洋子の本棚
再婚生活 私のうつ闘病日記

再婚生活 私のうつ闘病日記

山本 文緒 KADOKAWA 2009年10月24日

感想

日記形式の作品ということで、うつ病と向き合う日常をより身近に感じられるのではないかと期待して手に取りました。 外見的には恵まれているはずなのに、心が病んでいく矛盾。その葛藤を丁寧に綴った作品です。

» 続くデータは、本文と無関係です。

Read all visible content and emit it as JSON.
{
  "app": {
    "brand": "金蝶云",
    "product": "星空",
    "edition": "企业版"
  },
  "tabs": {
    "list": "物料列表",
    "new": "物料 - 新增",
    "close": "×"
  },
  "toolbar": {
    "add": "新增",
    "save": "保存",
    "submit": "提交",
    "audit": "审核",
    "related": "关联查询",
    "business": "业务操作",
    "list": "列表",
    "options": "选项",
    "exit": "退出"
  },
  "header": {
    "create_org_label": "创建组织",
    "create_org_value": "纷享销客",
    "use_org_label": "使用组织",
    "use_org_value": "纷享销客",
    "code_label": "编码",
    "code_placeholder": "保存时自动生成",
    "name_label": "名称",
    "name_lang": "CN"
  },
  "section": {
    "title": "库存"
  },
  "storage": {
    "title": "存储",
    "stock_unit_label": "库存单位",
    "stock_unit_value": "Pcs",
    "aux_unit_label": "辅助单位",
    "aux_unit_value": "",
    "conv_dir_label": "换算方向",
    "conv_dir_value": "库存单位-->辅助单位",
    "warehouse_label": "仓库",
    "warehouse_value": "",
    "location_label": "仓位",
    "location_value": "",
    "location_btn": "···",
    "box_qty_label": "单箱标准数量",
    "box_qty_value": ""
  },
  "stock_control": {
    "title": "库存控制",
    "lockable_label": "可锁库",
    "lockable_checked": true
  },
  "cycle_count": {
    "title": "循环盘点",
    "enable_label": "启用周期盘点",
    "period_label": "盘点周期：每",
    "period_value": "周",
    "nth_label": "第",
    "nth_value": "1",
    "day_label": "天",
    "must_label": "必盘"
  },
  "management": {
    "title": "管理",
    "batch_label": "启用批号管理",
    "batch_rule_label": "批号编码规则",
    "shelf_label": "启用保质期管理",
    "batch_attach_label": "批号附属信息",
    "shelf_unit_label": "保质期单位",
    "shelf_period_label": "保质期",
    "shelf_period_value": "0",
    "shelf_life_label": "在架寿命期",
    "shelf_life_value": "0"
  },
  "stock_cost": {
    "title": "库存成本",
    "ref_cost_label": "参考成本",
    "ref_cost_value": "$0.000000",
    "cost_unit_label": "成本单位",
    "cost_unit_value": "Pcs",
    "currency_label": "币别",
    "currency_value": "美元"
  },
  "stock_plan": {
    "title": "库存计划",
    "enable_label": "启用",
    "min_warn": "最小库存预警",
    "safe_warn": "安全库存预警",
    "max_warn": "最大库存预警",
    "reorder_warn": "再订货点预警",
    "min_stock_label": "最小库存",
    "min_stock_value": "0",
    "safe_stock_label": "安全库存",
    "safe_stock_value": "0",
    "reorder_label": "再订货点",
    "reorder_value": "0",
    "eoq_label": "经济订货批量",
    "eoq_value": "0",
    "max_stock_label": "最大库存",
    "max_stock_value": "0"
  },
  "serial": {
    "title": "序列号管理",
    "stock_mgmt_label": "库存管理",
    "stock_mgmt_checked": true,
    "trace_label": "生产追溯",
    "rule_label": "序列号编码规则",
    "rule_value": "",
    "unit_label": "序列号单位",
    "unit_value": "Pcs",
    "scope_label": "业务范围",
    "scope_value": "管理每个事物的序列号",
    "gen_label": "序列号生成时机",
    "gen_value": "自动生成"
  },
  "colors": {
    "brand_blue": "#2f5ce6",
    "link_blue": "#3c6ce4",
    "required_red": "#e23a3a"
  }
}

読んでいて、社会的成功と個人の幸福が必ずしも一致しないという、誰もが心のどこかで感じている問題に改めて向き合わされました。 ただ、率直に言えば、内容としては特に目新しさを感じませんでした。うつ病や再婚といったテーマは、これまで多くの作品で扱われてきたものです。この著者だからこそ伝わる、独特の視点や深い洞察があるかといえば、やや物足りなかったというのが本音です。日記形式という形態は、確かに素朴で誠実ですが、それゆえに読み手に強く訴えかけるほどの表現力には至っていないように感じます。 闘病の過程を記録することの意味、そして回復へ向かう過程は丁寧に描かれています。ただ、もう少し深い自己省察や、読者の心を揺さぶるような一節があれば、より印象的な作品になったのではと思います。参考になる部分はありますが、特別な推奨まではしたくない、そんな読後感です。